2.2. A emoção e o design emocional

A fim de entender como se processa a transmissão de emoções, surgiu a necessidade de dedicar um tópico ao conceito da emoção, articulado com o design emocional. A transmissão de emoções é bem-sucedida quando provoca o reconhecimento por parte dos espetadores – o editor tem um papel crucial a desempenhar nesta fase, pois este sucesso baseia-se na escolha certa de olhares, gestos, enquadramentos e, mais tecnicamente, na escolha de planos, momentos de corte, no ritmo e no raccord.

Segundo estudos na área de psicologia, o ser humano tem algumas emoções básicas inatas, tais como o medo, tristeza, raiva e alegria, sendo uma das suas funções mais relevantes a sobrevivência da espécie. Damásio, citado por Lopes (2011), refere que os sentimentos são efeitos externos da emoção, que é uma manifestação maioritariamente interna, e divide as emoções em primárias, inatas e partilhadas por todos os seres humanos, e secundárias, resultado de interações sociais e processos de aprendizagem (Lopes, 2011).

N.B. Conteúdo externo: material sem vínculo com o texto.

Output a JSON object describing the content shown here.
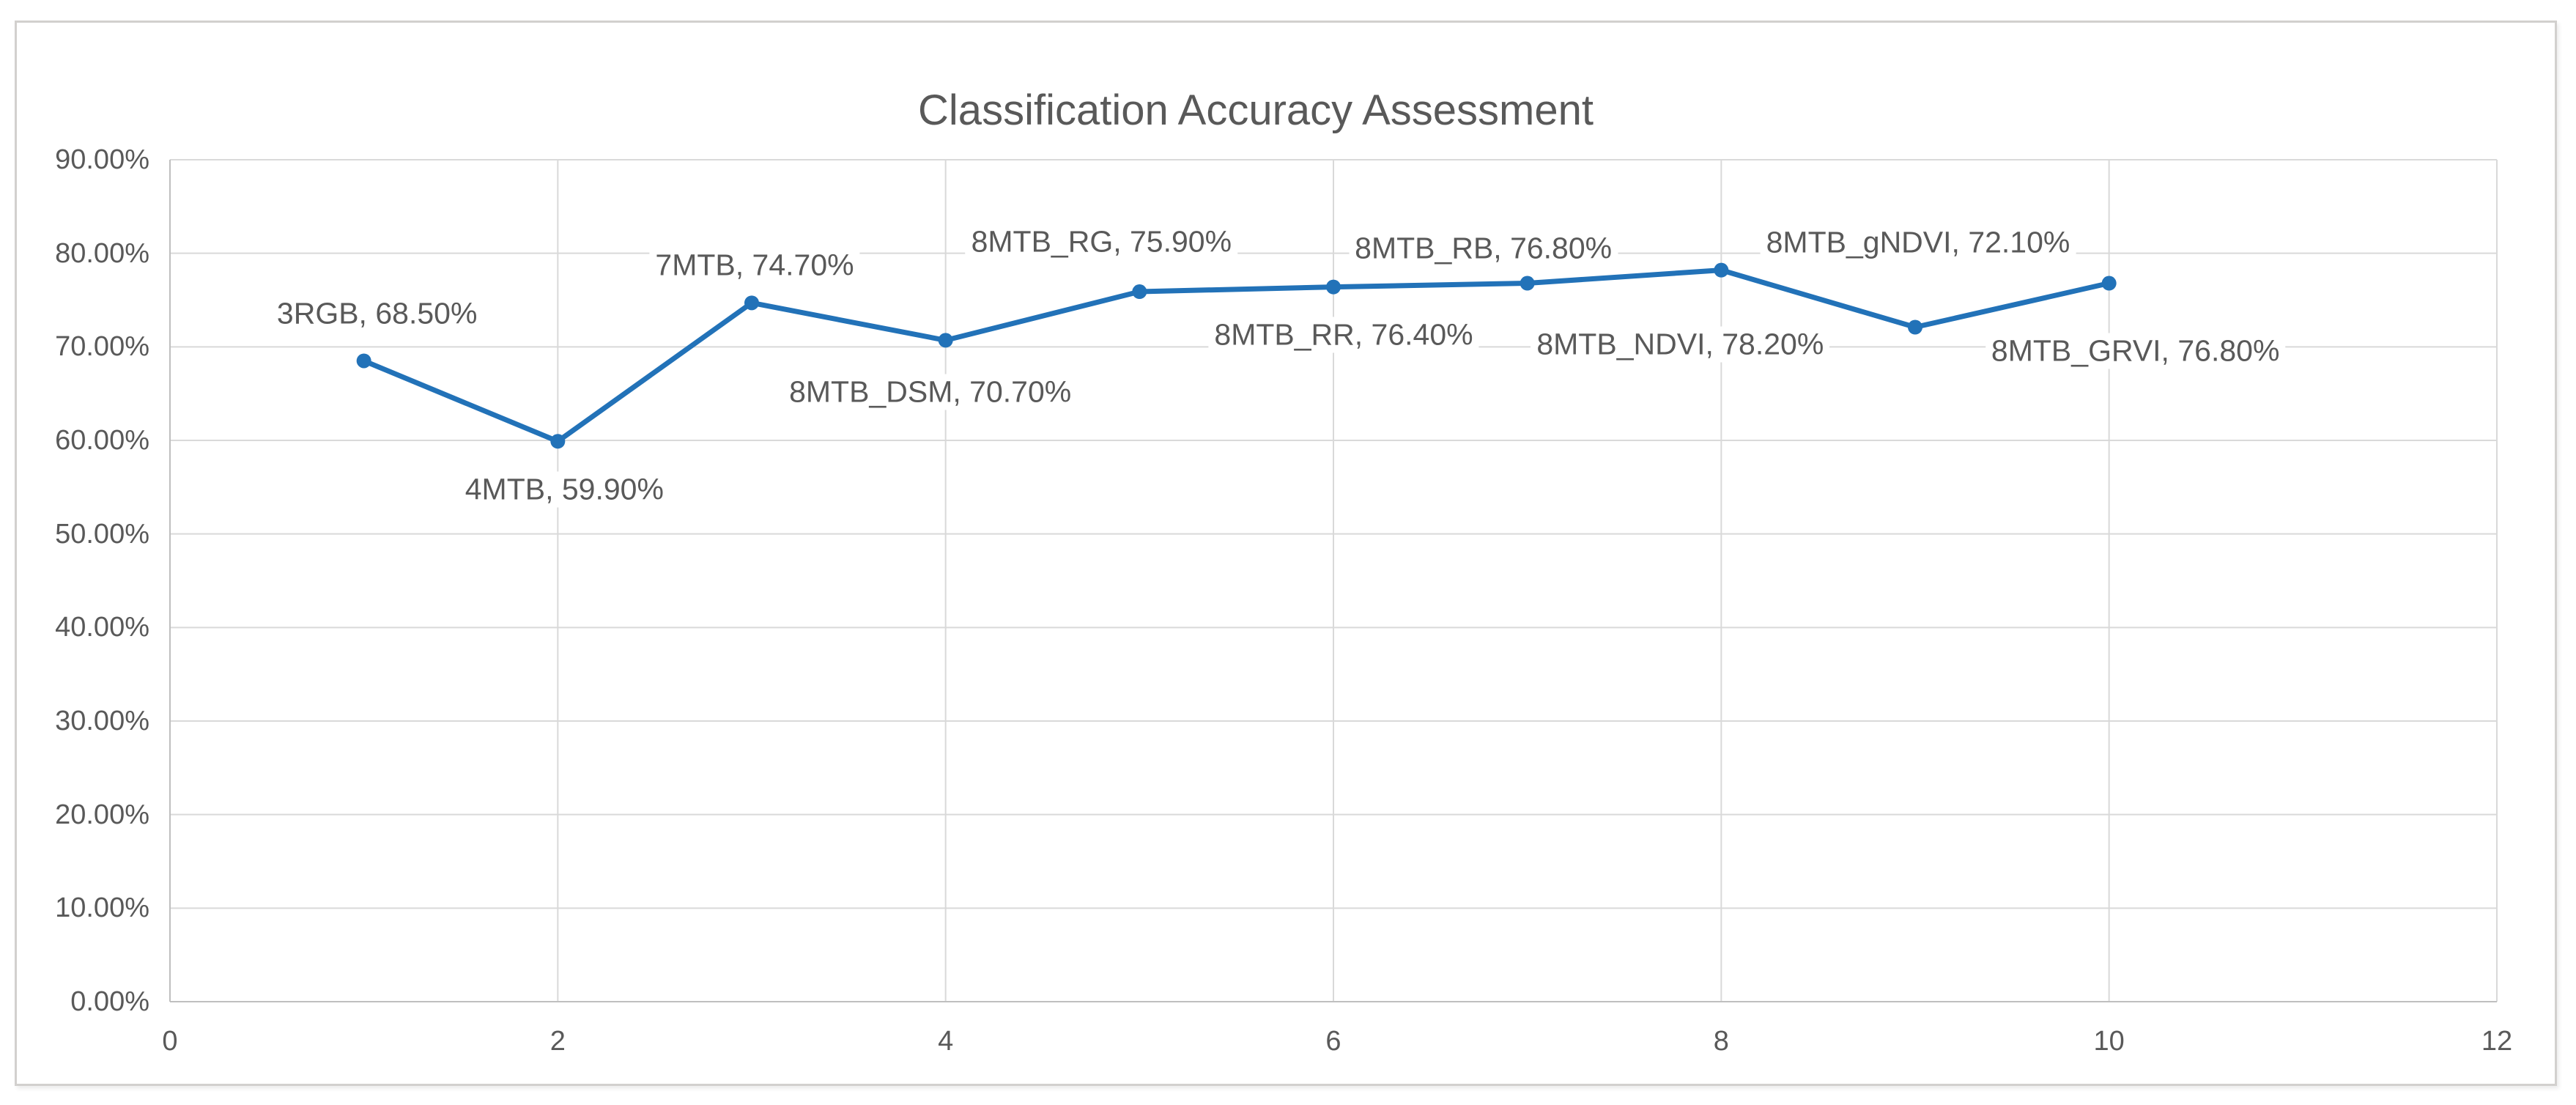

A emoção compreende várias realidades que desencadeiam sensações e perceções a nível fisiológico, como o processamento da informação, transformando-a em conhecimento; provoca, inconscientemente, afetos positivos ou negativos, mencionados no tópico 2.2.1. transmissão de emoções no utilizador, e causa sentimentos, tratando-se de uma predisposição do comportamento do ser humano.

Na década de 90, do século passado, emerge uma nova abordagem ao design: o design emocional. Nasce da premissa de que as emoções que se pretendem provocar são passíveis de obter através de metodologias para a elaboração de projetos e planificação. É uma nova disciplina que resulta da atuação e interação da psicologia no design (Tonetto & Costa, 2011).

Com base nas suas experiências e crenças, o designer tem a complicada tarefa de projetar num objeto as emoções que pretende transmitir e provocar. Esta capacidade depende do estudo e pesquisa direta com os utilizadores, não necessariamente ligada à psicologia, no entanto é precisamente a associação destas duas disciplinas que possibilita a projeção e criação de métodos de trabalho, permitindo a obtenção de sucesso na transmissão de emoções (Tonetto & Costa, 2011).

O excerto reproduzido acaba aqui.